XIRIS Overview

Integrating the Healthcare Enterprise

Integrating the Healthcare Enterprise

XIRIS was designed and developed from the "ground up" to support each facility's requirement to comply with HIPAA regulations. However, sofware development companies can only assist in educating their clients in the awareness of HIPAA regulations. It is the sole responsibility of each facility to determine their needs in becoming HIPAA compliant.

Health Insurance Portability and Accountability Act of 1996 (HIPAA)

 

HIPAA mandated regulations that govern privacy, security, and electronic transactions standards for healthcare information. These regulations have required major changes in how healthcare organizations handle all management of information, including reimbursement, coding, security, and patient records.

Digital Imaging and Communications in Medicine (DICOM)

 

A joint committee led by the American College of Radiology (ACR) and the National Electrical Manufacturers Association (NEMA) created a standard method for transmission of medical images and their associated information.

 

DICOM is the industry standard for transference of radiologic images and other medical information between computers. The DICOM standard also enables digital communication between diagnostic and therapeutic equipment and such connectivity is important to cost-effectiveness in healthcare. DICOM users can provide radiology services within facilities and across geographic regions, gain maximum benefit from existing resources, and keep costs down through compatibility of new equipment and systems. For example, the following can communicate with each other by means of DICOM across an "open-system" network:

 

  • Workstations
  • CT scanners
  • MR imagers
  • Film digitizers
  • Shared archives
  • Laser printers
  • Host computers and mainframes made by multiple vendors and located at one site or many sites

 

DICOM has allowed for capturing and communicating medical images faster allowing physicians to make diagnoses sooner for a more timely decision on treatment of patients.

Health Level Seven (HL7)

 

Founded in 1987, HL7 is one of American National Standards Institute (ANSI)-accredited Standards Developing Organizations (SDOs) operating in the healthcare area. Most SDOs produce standards (sometimes called specifications or protocols) for a particular healthcare domain such as pharmacy, medical devices, imaging or insurance (claims processing) transactions. Health Level Seven's domain is clinical and administrative data.

 

HL7 provides standards for the exchange, management and integration of data that supports clinical patient care and the management, delivery, and evaluation of healthcare services. "Level Seven" refers to the highest level of the International Standards Organization's (ISO) communications model for Open Systems Interconnection (OSI) - the application level. The application level addresses definition of the data to be exchanged, the timing of the interchange, and the communication of certain errors to the application. The seventh level supports such functions as:

 

  • Security checks
  • Participant identification
  • Availability checks,
  • Exchange mechanism negotiations
  • Data exchange structuring

 

While HL7 focuses on addressing immediate needs, the group continues to dedicate its efforts to ensuring concurrence with other United States and international standards development activities. Argentina, Australia, Canada, China, Czech Republic, Finland, Germany, India, Japan, Korea, Lithuania, The Netherlands, New Zealand, Southern Africa, Switzerland, Taiwan, Turkey, and the United Kingdom are part of HL7 initiatives.

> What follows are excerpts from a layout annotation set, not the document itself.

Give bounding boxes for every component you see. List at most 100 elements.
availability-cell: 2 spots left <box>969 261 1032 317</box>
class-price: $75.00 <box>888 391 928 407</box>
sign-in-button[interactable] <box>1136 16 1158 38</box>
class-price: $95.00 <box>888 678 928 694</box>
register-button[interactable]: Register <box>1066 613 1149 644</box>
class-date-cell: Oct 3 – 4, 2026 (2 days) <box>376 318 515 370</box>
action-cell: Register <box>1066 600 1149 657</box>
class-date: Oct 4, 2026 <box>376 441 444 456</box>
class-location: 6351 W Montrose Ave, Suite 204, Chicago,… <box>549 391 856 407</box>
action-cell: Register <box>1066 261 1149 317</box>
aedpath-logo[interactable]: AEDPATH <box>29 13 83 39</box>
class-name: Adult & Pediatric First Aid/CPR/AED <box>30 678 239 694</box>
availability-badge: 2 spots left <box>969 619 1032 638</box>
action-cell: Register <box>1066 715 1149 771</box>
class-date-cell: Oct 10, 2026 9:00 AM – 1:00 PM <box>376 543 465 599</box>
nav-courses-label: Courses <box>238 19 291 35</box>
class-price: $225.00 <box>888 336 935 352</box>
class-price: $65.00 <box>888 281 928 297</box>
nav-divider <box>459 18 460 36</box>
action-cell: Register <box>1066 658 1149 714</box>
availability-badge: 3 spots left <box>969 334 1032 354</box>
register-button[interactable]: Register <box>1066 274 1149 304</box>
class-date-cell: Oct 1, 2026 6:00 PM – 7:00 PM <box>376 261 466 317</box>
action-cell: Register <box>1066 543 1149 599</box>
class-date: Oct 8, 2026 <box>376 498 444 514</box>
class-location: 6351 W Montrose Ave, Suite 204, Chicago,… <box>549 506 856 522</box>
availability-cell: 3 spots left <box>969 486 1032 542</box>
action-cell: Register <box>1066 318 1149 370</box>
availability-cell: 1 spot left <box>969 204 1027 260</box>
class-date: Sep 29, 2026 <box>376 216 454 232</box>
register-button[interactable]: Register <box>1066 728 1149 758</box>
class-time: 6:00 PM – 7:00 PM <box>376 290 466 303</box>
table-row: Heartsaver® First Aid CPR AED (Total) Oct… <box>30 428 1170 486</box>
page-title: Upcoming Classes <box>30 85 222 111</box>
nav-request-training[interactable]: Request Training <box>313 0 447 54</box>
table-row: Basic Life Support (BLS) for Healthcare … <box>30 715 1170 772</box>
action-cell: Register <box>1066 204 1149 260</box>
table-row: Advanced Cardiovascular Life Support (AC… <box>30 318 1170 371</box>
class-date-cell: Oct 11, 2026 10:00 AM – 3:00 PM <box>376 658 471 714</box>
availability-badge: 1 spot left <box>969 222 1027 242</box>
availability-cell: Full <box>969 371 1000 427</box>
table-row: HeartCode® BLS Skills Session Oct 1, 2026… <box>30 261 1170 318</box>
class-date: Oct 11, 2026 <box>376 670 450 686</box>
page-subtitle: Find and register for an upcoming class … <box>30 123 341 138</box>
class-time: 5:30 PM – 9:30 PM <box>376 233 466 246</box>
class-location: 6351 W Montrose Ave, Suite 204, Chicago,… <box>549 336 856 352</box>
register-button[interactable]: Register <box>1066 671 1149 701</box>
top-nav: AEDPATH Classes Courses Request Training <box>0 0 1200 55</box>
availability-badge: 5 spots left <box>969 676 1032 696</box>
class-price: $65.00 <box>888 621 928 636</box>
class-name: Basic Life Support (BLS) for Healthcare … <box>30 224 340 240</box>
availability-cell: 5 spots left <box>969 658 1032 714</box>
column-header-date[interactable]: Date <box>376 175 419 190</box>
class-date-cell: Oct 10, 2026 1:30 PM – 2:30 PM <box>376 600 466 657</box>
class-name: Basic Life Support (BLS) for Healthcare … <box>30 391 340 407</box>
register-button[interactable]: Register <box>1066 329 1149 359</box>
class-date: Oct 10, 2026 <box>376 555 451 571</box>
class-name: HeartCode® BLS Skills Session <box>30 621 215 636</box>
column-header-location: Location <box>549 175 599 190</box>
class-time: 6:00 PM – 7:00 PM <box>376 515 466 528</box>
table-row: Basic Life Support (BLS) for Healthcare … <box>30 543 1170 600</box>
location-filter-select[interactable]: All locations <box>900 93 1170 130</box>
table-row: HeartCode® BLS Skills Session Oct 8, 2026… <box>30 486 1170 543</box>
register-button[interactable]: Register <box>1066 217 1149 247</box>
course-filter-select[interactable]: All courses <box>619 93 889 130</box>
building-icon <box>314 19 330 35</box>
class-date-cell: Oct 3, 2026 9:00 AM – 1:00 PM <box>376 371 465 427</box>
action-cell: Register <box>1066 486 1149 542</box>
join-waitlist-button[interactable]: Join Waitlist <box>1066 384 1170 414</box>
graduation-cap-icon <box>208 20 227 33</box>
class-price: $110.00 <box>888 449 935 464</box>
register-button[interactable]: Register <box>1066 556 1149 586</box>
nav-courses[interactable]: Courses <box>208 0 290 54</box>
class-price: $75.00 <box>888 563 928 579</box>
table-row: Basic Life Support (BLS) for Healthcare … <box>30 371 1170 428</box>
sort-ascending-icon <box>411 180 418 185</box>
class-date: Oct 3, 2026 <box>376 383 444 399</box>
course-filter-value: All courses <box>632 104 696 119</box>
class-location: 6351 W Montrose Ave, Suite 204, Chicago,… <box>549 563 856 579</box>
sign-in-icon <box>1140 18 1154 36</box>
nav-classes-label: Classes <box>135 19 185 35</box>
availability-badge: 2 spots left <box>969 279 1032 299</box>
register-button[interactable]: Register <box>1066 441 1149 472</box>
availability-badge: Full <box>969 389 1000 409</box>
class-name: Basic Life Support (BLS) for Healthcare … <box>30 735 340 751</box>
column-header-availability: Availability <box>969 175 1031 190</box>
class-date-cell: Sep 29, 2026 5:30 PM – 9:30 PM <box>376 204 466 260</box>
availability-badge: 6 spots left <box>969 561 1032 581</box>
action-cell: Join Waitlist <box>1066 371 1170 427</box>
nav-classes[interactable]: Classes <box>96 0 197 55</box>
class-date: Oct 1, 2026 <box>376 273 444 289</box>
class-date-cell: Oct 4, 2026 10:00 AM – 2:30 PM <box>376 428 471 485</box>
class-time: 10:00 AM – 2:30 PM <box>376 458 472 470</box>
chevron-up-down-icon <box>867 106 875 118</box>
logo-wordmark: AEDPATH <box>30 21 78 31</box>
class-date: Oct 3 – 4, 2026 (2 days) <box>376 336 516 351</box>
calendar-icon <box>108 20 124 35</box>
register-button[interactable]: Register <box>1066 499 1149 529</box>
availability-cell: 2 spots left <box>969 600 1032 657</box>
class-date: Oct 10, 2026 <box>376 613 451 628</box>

Integrating the Healthcare Enterprise (IHE)

 

IHE is an initiative undertaken by medical specialists, other care providers, administrators, and information technology professionals to improve the way computer systems in healthcare share information. IHE promotes coordinated use of established communications standards such as DICOM and HL7 to address specific clinical needs in support of optimal patient care.

 

Systems developed in accordance with IHE communicate with one another better, are easier to implement, and enable care providers to use information more effectively. IHE strengthens the information link between different departments of the enterprise--for example, between referring physicians and consulting physicians and to enable it to function as a single unit in providing optimal clinical care.